The Federal Trade Commission Act

The Federal Trade Commission Act is a civil statute passed in 1914 that prohibits unfair business practices in interstate commerce. There is no criminal component to this Act, so a violator can only face civil punishments. The Act makes illegal any “unfair methods of competition” and “unfair or deceptive acts or practices.” The Act also created the Federal Trade Commission, an agency tasked with enforcing antitrust statutes and protecting the public from the anti-competitive behavior of the trusts that ruled the end of the 19th and beginning of the 20th century.

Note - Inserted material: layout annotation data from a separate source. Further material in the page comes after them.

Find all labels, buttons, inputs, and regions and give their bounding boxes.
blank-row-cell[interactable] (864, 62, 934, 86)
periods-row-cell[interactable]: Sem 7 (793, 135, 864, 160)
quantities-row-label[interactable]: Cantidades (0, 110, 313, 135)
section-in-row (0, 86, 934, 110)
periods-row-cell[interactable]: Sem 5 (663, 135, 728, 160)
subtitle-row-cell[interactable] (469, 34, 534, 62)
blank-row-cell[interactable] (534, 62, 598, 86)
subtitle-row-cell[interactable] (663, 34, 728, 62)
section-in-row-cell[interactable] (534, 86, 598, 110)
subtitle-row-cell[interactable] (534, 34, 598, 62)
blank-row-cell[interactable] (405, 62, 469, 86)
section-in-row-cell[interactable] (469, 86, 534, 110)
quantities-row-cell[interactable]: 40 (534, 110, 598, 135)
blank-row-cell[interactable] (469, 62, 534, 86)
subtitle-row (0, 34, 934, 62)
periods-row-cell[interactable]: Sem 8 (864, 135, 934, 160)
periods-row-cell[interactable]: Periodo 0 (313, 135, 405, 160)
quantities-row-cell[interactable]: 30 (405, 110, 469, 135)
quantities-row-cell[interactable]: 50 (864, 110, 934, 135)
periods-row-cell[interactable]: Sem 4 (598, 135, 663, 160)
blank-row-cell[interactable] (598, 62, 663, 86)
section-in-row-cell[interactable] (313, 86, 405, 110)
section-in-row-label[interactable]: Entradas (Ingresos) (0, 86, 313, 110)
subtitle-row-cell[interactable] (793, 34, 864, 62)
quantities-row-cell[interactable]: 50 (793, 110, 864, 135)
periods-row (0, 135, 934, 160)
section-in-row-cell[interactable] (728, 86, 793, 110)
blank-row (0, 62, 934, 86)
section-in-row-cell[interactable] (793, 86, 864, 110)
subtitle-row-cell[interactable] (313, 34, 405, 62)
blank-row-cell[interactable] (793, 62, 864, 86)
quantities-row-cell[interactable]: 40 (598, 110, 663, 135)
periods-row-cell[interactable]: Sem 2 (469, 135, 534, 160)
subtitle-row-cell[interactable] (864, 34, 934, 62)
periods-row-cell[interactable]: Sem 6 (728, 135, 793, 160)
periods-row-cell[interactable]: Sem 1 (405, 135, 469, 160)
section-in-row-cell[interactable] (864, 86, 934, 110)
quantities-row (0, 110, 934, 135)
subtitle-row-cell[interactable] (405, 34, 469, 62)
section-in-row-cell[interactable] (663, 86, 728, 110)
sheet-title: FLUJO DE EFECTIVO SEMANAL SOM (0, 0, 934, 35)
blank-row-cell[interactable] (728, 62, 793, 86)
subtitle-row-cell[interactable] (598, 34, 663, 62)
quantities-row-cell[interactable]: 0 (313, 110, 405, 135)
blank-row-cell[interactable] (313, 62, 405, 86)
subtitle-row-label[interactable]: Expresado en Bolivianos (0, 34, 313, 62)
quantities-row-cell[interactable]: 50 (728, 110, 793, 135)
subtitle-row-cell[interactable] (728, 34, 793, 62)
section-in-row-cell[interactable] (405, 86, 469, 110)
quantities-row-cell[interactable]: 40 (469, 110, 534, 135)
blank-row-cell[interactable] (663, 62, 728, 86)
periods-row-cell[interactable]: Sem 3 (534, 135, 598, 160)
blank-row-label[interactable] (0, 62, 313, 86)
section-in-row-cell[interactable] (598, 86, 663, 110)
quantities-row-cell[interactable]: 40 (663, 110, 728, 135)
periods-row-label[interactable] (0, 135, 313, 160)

The goals of the Federal Trade Commission are to protect consumers, maintain a competitive market and prevent actions that tend to monopolize or reduce competition. Under this Act, only the Federal Trade Commission can initiate cases against a company.

The Clayton Act

The Clayton Act, passed in 1914 and amended in 1950, is a civil statute that prohibits mergers or acquisitions that reduce competition. It compliments the Sherman Act in that it addresses certain practices that the Sherman Act does not expressly prohibit. The Act authorizes the Federal Trade Commission, which is a five-member bipartisan commission, to analyze mergers and acquisitions before they happen to prevent agreements that may create a monopoly or reduce competition. This Act changed antitrust enforcement because it gave the federal government the ability to look to the future and shape the market, rather than wait for unfair practices to take place and punish them after-the-fact.

Under this Act, the government only needs to find that an acquisition or merger is “substantially” likely to lessen competition. The Commission does not need to have absolutely certainty that a particular merger will lessen competition, but rather reasonable probability. This increases the ability of the federal government to stop uncompetitive business actions before they start.